What becomes clear is that each of these tools shows different indicators and can have contradictory results when read together. Here, based on discussions with experts and literature reviews we present some aspects that need to be considered for evidenced-based decision-making:
No tool is comprehensive in coverage of grades. This can be attributed to the high cost of student assessment, where testing every grade with a truly representative sample can be very expensive and technically challenging in many respects.
Further, competencies tested are limited to a few FLN aspects and do not cover all student competencies identified in NIPUN-based needs. Multiple competencies will require regular testing at the classroom level itself. Others aligning with social emotions and the well-being needs of students are yet to see standardized testing tools at scale.

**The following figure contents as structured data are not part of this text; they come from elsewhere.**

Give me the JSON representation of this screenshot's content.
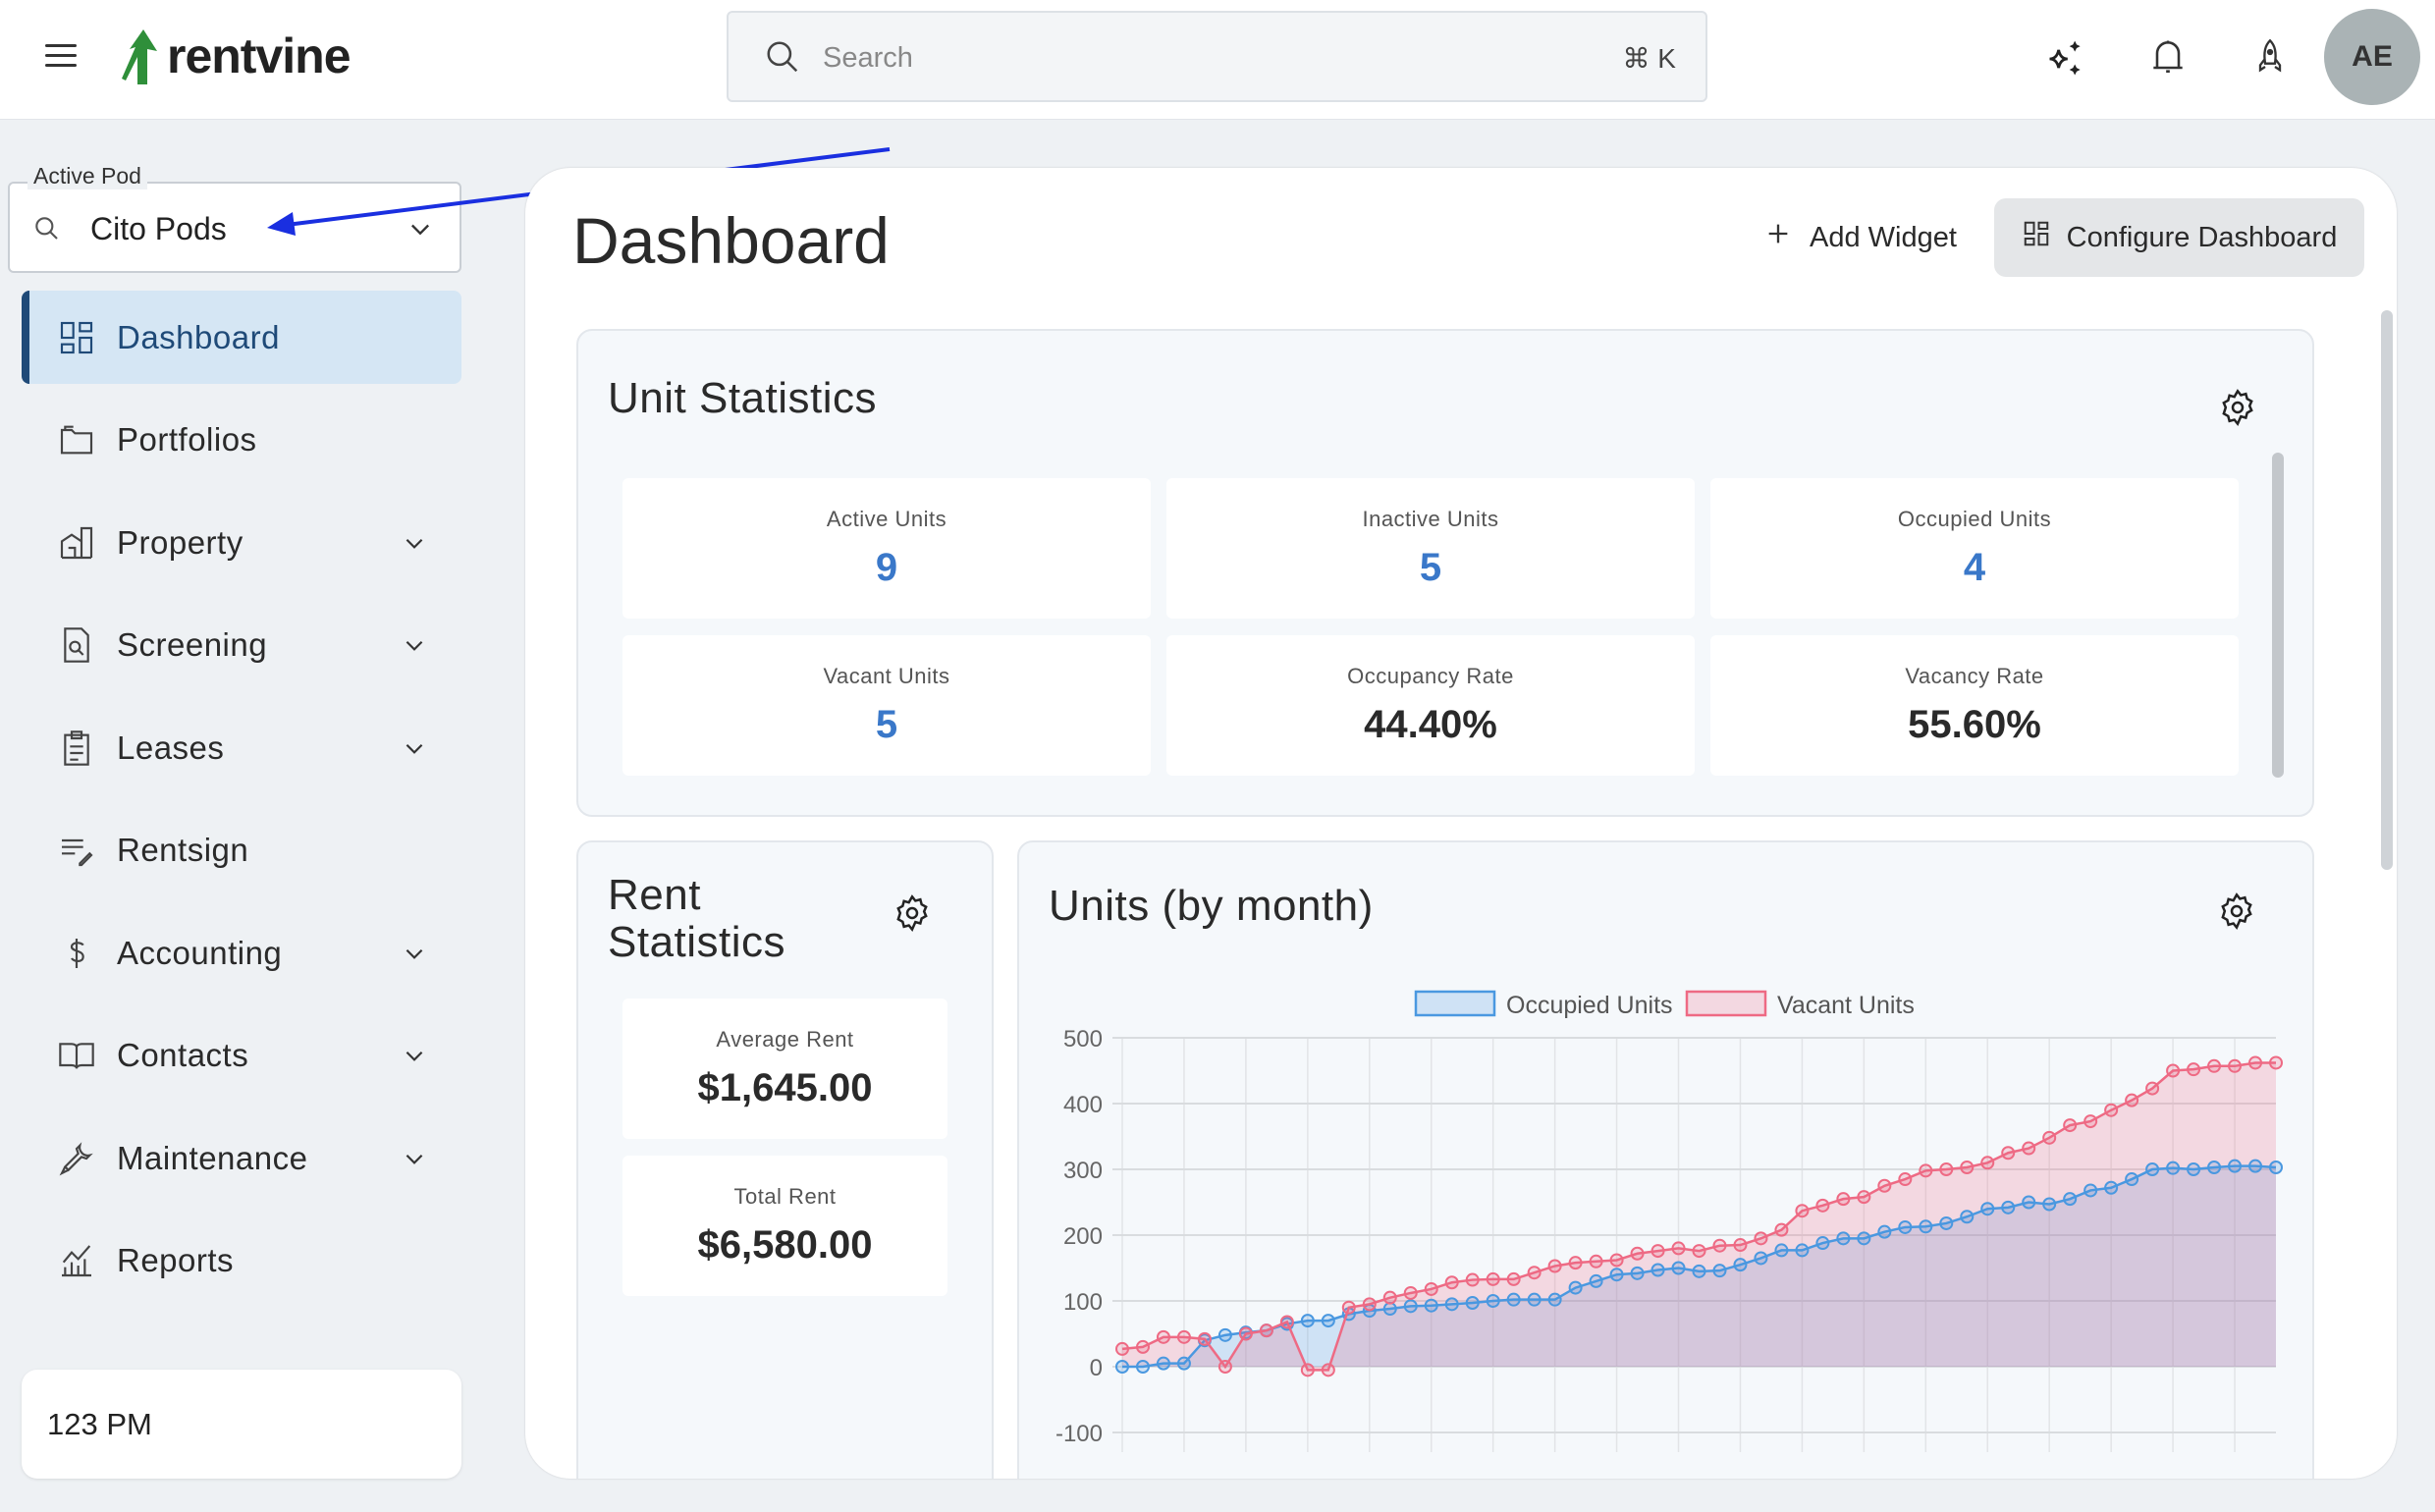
{
  "header": {
    "brand": "rentvine",
    "search_placeholder": "Search",
    "search_shortcut": "⌘ K",
    "avatar_initials": "AE",
    "icons": [
      "menu-icon",
      "sparkles-icon",
      "bell-icon",
      "rocket-icon"
    ]
  },
  "sidebar": {
    "active_pod_label": "Active Pod",
    "active_pod_value": "Cito Pods",
    "items": [
      {
        "label": "Dashboard",
        "icon": "dashboard-icon",
        "active": true,
        "expandable": false
      },
      {
        "label": "Portfolios",
        "icon": "folder-icon",
        "expandable": false
      },
      {
        "label": "Property",
        "icon": "building-icon",
        "expandable": true
      },
      {
        "label": "Screening",
        "icon": "screening-icon",
        "expandable": true
      },
      {
        "label": "Leases",
        "icon": "clipboard-icon",
        "expandable": true
      },
      {
        "label": "Rentsign",
        "icon": "sign-icon",
        "expandable": false
      },
      {
        "label": "Accounting",
        "icon": "dollar-icon",
        "expandable": true
      },
      {
        "label": "Contacts",
        "icon": "book-icon",
        "expandable": true
      },
      {
        "label": "Maintenance",
        "icon": "wrench-icon",
        "expandable": true
      },
      {
        "label": "Reports",
        "icon": "chart-icon",
        "expandable": false
      }
    ],
    "footer_text": "123 PM"
  },
  "main": {
    "title": "Dashboard",
    "add_widget": "Add Widget",
    "configure": "Configure Dashboard",
    "unit_statistics": {
      "title": "Unit Statistics",
      "stats": [
        {
          "label": "Active Units",
          "value": "9"
        },
        {
          "label": "Inactive Units",
          "value": "5"
        },
        {
          "label": "Occupied Units",
          "value": "4"
        },
        {
          "label": "Vacant Units",
          "value": "5"
        },
        {
          "label": "Occupancy Rate",
          "value": "44.40%"
        },
        {
          "label": "Vacancy Rate",
          "value": "55.60%"
        }
      ]
    },
    "rent_statistics": {
      "title_line1": "Rent",
      "title_line2": "Statistics",
      "stats": [
        {
          "label": "Average Rent",
          "value": "$1,645.00"
        },
        {
          "label": "Total Rent",
          "value": "$6,580.00"
        }
      ]
    },
    "units_chart_title": "Units (by month)"
  },
  "colors": {
    "accent": "#1f4a78",
    "stat_blue": "#3a78c9",
    "occupied": "#4a98e0",
    "vacant": "#ee6a84",
    "annotation_arrow": "#1a2fe0"
  },
  "chart_data": {
    "type": "area",
    "title": "Units (by month)",
    "ylim": [
      -100,
      500
    ],
    "yticks": [
      "500",
      "400",
      "300",
      "200",
      "100",
      "0",
      "-100"
    ],
    "grid": true,
    "legend": "top",
    "series": [
      {
        "name": "Occupied Units",
        "values": [
          0,
          0,
          5,
          5,
          40,
          48,
          52,
          55,
          65,
          70,
          70,
          80,
          85,
          88,
          92,
          93,
          95,
          97,
          100,
          102,
          102,
          102,
          120,
          130,
          140,
          142,
          147,
          150,
          145,
          146,
          155,
          165,
          177,
          177,
          188,
          195,
          195,
          205,
          212,
          213,
          218,
          228,
          240,
          242,
          250,
          247,
          255,
          268,
          272,
          285,
          300,
          302,
          300,
          303,
          305,
          305,
          303
        ]
      },
      {
        "name": "Vacant Units",
        "values": [
          27,
          30,
          45,
          45,
          42,
          0,
          50,
          55,
          68,
          -5,
          -5,
          90,
          95,
          105,
          112,
          118,
          128,
          132,
          133,
          133,
          143,
          153,
          158,
          160,
          162,
          172,
          176,
          180,
          176,
          184,
          185,
          195,
          208,
          237,
          245,
          255,
          258,
          275,
          285,
          298,
          300,
          303,
          310,
          325,
          332,
          348,
          367,
          373,
          390,
          405,
          423,
          450,
          452,
          457,
          457,
          462,
          462
        ]
      }
    ]
  }
}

Furthermore, the reliability of NAS and ASER has been called into question with state-level data and also with its district-level data. For instance, in a study, it was found that NAS 2017 averages are likely to be artificially high and might contain little information about the state’s relative performance. This study also found that “ASER data is most reliable for comparing state averages but less reliable for looking at changes in state averages, district averages, or changes in district averages”. Any large-scale testing requires a long-term process to create reliable tools and is a continuous process. While the quality of the data can be questioned, these central exercises are necessary to provide a national repository that other organisations may not have the resources to conduct. Efforts have to be directed to ensure that data quality is maintained.

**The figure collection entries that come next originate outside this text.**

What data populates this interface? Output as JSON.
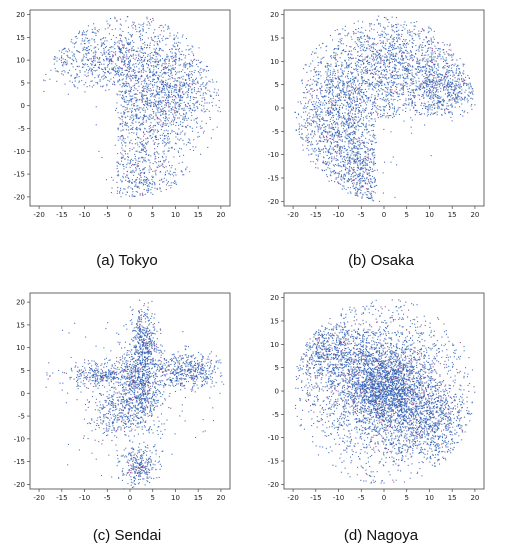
{
  "chart_data": [
    {
      "type": "scatter",
      "caption": "(a) Tokyo",
      "xlim": [
        -22,
        22
      ],
      "ylim": [
        -22,
        21
      ],
      "xticks": [
        -20,
        -15,
        -10,
        -5,
        0,
        5,
        10,
        15,
        20
      ],
      "yticks": [
        -20,
        -15,
        -10,
        -5,
        0,
        5,
        10,
        15,
        20
      ],
      "grid": false,
      "point_color": "#2f5fb3",
      "accent_color": "#8a3a8a",
      "seed": 11,
      "n_points": 2600,
      "clusters": [
        {
          "cx": -8,
          "cy": 11,
          "sx": 7,
          "sy": 4,
          "w": 0.9
        },
        {
          "cx": 4,
          "cy": 8,
          "sx": 6,
          "sy": 6,
          "w": 1.0
        },
        {
          "cx": 3,
          "cy": -3,
          "sx": 5,
          "sy": 7,
          "w": 1.0
        },
        {
          "cx": 12,
          "cy": 3,
          "sx": 4,
          "sy": 6,
          "w": 0.6
        },
        {
          "cx": 2,
          "cy": -16,
          "sx": 5,
          "sy": 3,
          "w": 0.5
        }
      ],
      "mask": {
        "type": "disc",
        "r": 20,
        "exclude": [
          {
            "x0": -21,
            "x1": -3,
            "y0": -21,
            "y1": 4
          }
        ]
      }
    },
    {
      "type": "scatter",
      "caption": "(b) Osaka",
      "xlim": [
        -22,
        22
      ],
      "ylim": [
        -21,
        21
      ],
      "xticks": [
        -20,
        -15,
        -10,
        -5,
        0,
        5,
        10,
        15,
        20
      ],
      "yticks": [
        -20,
        -15,
        -10,
        -5,
        0,
        5,
        10,
        15,
        20
      ],
      "grid": false,
      "point_color": "#2f5fb3",
      "accent_color": "#8a3a8a",
      "seed": 23,
      "n_points": 3600,
      "clusters": [
        {
          "cx": -6,
          "cy": 5,
          "sx": 8,
          "sy": 7,
          "w": 1.0
        },
        {
          "cx": 5,
          "cy": 10,
          "sx": 8,
          "sy": 5,
          "w": 0.8
        },
        {
          "cx": -10,
          "cy": -5,
          "sx": 5,
          "sy": 6,
          "w": 0.7
        },
        {
          "cx": -4,
          "cy": -14,
          "sx": 4,
          "sy": 4,
          "w": 0.5
        },
        {
          "cx": 13,
          "cy": 4,
          "sx": 4,
          "sy": 3,
          "w": 0.4
        }
      ],
      "mask": {
        "type": "disc",
        "r": 20,
        "exclude": [
          {
            "x0": -2,
            "x1": 21,
            "y0": -21,
            "y1": -2
          }
        ]
      }
    },
    {
      "type": "scatter",
      "caption": "(c) Sendai",
      "xlim": [
        -22,
        22
      ],
      "ylim": [
        -21,
        22
      ],
      "xticks": [
        -20,
        -15,
        -10,
        -5,
        0,
        5,
        10,
        15,
        20
      ],
      "yticks": [
        -20,
        -15,
        -10,
        -5,
        0,
        5,
        10,
        15,
        20
      ],
      "grid": false,
      "point_color": "#2f5fb3",
      "accent_color": "#8a3a8a",
      "seed": 37,
      "n_points": 2600,
      "clusters": [
        {
          "cx": 2,
          "cy": 1,
          "sx": 2.5,
          "sy": 5,
          "w": 1.0
        },
        {
          "cx": 3,
          "cy": 11,
          "sx": 1.5,
          "sy": 4,
          "w": 0.5
        },
        {
          "cx": 12,
          "cy": 5,
          "sx": 4,
          "sy": 2,
          "w": 0.6
        },
        {
          "cx": -6,
          "cy": 4,
          "sx": 4,
          "sy": 1.5,
          "w": 0.4
        },
        {
          "cx": -4,
          "cy": -4,
          "sx": 3,
          "sy": 3,
          "w": 0.3
        },
        {
          "cx": 2,
          "cy": -16,
          "sx": 2,
          "sy": 2,
          "w": 0.35
        },
        {
          "cx": 0,
          "cy": 0,
          "sx": 9,
          "sy": 9,
          "w": 0.25
        }
      ],
      "mask": {
        "type": "disc",
        "r": 21,
        "exclude": []
      }
    },
    {
      "type": "scatter",
      "caption": "(d) Nagoya",
      "xlim": [
        -22,
        22
      ],
      "ylim": [
        -21,
        21
      ],
      "xticks": [
        -20,
        -15,
        -10,
        -5,
        0,
        5,
        10,
        15,
        20
      ],
      "yticks": [
        -20,
        -15,
        -10,
        -5,
        0,
        5,
        10,
        15,
        20
      ],
      "grid": false,
      "point_color": "#2f5fb3",
      "accent_color": "#8a3a8a",
      "seed": 53,
      "n_points": 5200,
      "clusters": [
        {
          "cx": 0,
          "cy": 1,
          "sx": 5,
          "sy": 5,
          "w": 1.0
        },
        {
          "cx": 0,
          "cy": 0,
          "sx": 11,
          "sy": 11,
          "w": 1.0
        },
        {
          "cx": -12,
          "cy": 8,
          "sx": 5,
          "sy": 4,
          "w": 0.4
        },
        {
          "cx": 10,
          "cy": -6,
          "sx": 5,
          "sy": 5,
          "w": 0.4
        }
      ],
      "mask": {
        "type": "disc",
        "r": 20,
        "exclude": []
      }
    }
  ]
}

Micro-school and block contests can also result in changes in student results that can have significant implications for learning. For instance, from the exercise we conducted at LFE, we learned that students in tribal development schools struggled a lot more in language than students in other local body schools. Intuitively this appears to be the result of language barriers and challenges with the Medium of Instruction that tribal students face. While national databases are useful, in identifying broader trends, these granular students' needs can only be captured with comprehensive testing.
Last, depending on the objective appropriate choices have to be made on which tools and data sets can be used. While a single report is useful in establishing a baseline, only when viewed against a midline/ endline will the data be truly reflective of change and aid in future planning.